Milano, 3 gennaio 2026 – Domani, giovedì 4 gennaio, alle 21.15 debutta la nuova stagione di “In Onda” su Sky Uno e in streaming su Now. Il programma, che si conferma uno dei punti fermi nell’offerta di attualità, torna dopo settimane di lavoro intenso nella redazione di via Monte Rosa. La scelta di spostare la diretta al giovedì sera rientra nella strategia di Sky per rafforzare la fascia prime time con contenuti d’approfondimento e confronto.
Gli studi milanesi sono pronti ad accogliere il pubblico domani sera. Alla conduzione restano Concita De Gregorio e David Parenzo, che puntano a mantenere viva la voce del programma nel dibattito pubblico. Con ospiti che spaziano dalla politica alla cronaca fino al costume, il talk si conferma un crocevia di temi caldi e storie inedite. La formula base non cambia, ma arrivano novità: approfondimenti più mirati, reportage sul campo e un’interazione più stretta con chi segue da casa tramite i social. “Vogliamo accorciare la distanza tra studio e realtà, senza filtri”, ha detto De Gregorio alla stampa.
Il lavoro dietro le quinte è stato intenso: scaletta e ospiti sono stati messi a punto nei minimi dettagli. La prima puntata si concentrerà su questioni scottanti – dal caro vita alle tensioni internazionali – senza dimenticare le storie fuori dai riflettori. Parenzo ha spiegato chiaramente: “Non vogliamo l’eco delle solite voci. Vogliamo dare spazio a chi spesso resta inascoltato”.
Come tradizione vuole, l’apertura riserverà qualche sorpresa. Tra gli ospiti annunciati figurano politici di rilievo, economisti e testimoni diretti della crisi energetica che molti stanno vivendo sulla propria pelle. Il cuore del programma resta il confronto acceso ma equilibrato: De Gregorio e Parenzo mescolano analisi attente a momenti più informali dove emergono storie personali che danno senso alla discussione.
Il ritmo della trasmissione non cambia molto – tra talk e servizi video – ma si affronteranno anche le nuove sfide legate all’intelligenza artificiale e alle tecnologie digitali, temi che già stanno cambiando il mondo del lavoro. Un autore ha sottolineato come ci sarà spazio per gli under 30 e per le nuove forme di precarietà che li riguardano da vicino.
La decisione di Sky Uno di confermare “In Onda” racconta la volontà di offrire un’informazione ampia, che va oltre i titoli dei giornali. Marco Tondini, responsabile dei contenuti originali della rete, ha spiegato: “Il nostro pubblico non cerca solo notizie ma anche chiavi per capirle davvero. Sono persone attente e critiche”. I dati parlano chiaro: lo scorso anno la fascia del giovedì sera ha visto crescere gli ascolti del 7% rispetto al 2024 (fonte Auditel).
Anche su Now, molto seguito soprattutto dai più giovani, i talk-show d’approfondimento sono considerati un segnale di qualità.
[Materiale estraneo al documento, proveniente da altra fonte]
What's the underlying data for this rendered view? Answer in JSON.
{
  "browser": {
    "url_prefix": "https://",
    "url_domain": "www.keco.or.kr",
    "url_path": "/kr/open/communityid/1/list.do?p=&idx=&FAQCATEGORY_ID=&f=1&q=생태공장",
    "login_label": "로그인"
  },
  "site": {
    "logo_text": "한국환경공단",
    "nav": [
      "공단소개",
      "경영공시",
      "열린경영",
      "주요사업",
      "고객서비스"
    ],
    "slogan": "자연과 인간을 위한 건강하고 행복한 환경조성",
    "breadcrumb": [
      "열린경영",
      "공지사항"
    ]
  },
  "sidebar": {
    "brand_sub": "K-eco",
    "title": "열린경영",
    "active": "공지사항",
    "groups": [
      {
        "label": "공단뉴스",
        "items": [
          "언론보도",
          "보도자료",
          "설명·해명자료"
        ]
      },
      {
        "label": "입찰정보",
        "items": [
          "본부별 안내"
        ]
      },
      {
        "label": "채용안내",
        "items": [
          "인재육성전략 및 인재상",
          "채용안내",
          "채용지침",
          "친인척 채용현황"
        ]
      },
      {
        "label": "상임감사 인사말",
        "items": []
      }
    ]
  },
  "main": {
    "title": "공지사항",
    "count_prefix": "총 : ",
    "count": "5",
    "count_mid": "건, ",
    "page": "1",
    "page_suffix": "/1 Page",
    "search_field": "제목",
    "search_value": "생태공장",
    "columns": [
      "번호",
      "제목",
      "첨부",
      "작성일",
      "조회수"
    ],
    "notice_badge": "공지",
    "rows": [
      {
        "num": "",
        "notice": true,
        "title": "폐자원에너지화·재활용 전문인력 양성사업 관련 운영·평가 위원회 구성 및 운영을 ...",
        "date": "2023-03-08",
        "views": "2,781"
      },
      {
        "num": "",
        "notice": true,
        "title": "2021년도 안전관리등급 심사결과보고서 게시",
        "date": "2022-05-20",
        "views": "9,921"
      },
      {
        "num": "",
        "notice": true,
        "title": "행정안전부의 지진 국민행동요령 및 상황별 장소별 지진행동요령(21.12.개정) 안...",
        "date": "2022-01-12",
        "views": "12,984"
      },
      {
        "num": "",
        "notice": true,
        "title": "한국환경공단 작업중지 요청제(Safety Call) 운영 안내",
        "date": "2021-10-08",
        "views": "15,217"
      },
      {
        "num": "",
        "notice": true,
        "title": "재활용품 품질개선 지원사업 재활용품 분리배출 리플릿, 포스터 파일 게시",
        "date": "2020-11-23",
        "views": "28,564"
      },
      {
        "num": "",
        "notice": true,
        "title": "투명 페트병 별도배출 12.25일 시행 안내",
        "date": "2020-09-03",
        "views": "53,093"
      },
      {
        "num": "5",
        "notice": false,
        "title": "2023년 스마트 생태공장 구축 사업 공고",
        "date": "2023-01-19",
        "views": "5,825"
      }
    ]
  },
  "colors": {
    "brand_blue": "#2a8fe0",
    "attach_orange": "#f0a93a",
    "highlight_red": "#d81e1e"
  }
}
Tra le novità tecniche della stagione ci sono una regia più vivace e l’integrazione delle reazioni live degli spettatori tramite X (ex Twitter) e Instagram.
Negli uffici Sky c’è fermento. Alcuni ospiti hanno già confermato la loro presenza sui social, tra politici e scienziati noti nel panorama italiano. Stamattina, a CityLife alle 11.30, si è tenuta l’ultima riunione tecnica: si definiva la scaletta finale insieme agli ultimi dettagli sull’interazione col pubblico a casa. Un membro della produzione ha raccontato che lo staff “sta lavorando a ritmo serrato” per evitare intoppi.
Tra gli spettatori fedeli c’è chi spera in domande meno scontate – “ci serve un po’ più di verità”, ha detto stamattina al telefono un abbonato milanese – e chi vuole vedere maggior spazio per i giovani.
La nuova edizione di “In Onda” parte domani sera, pronta a lasciare da parte la polemica facile per offrire invece strumenti concreti per capire il presente. Appuntamento dunque a giovedì 4 gennaio, ore 21.15 su Sky Uno e in streaming su Now.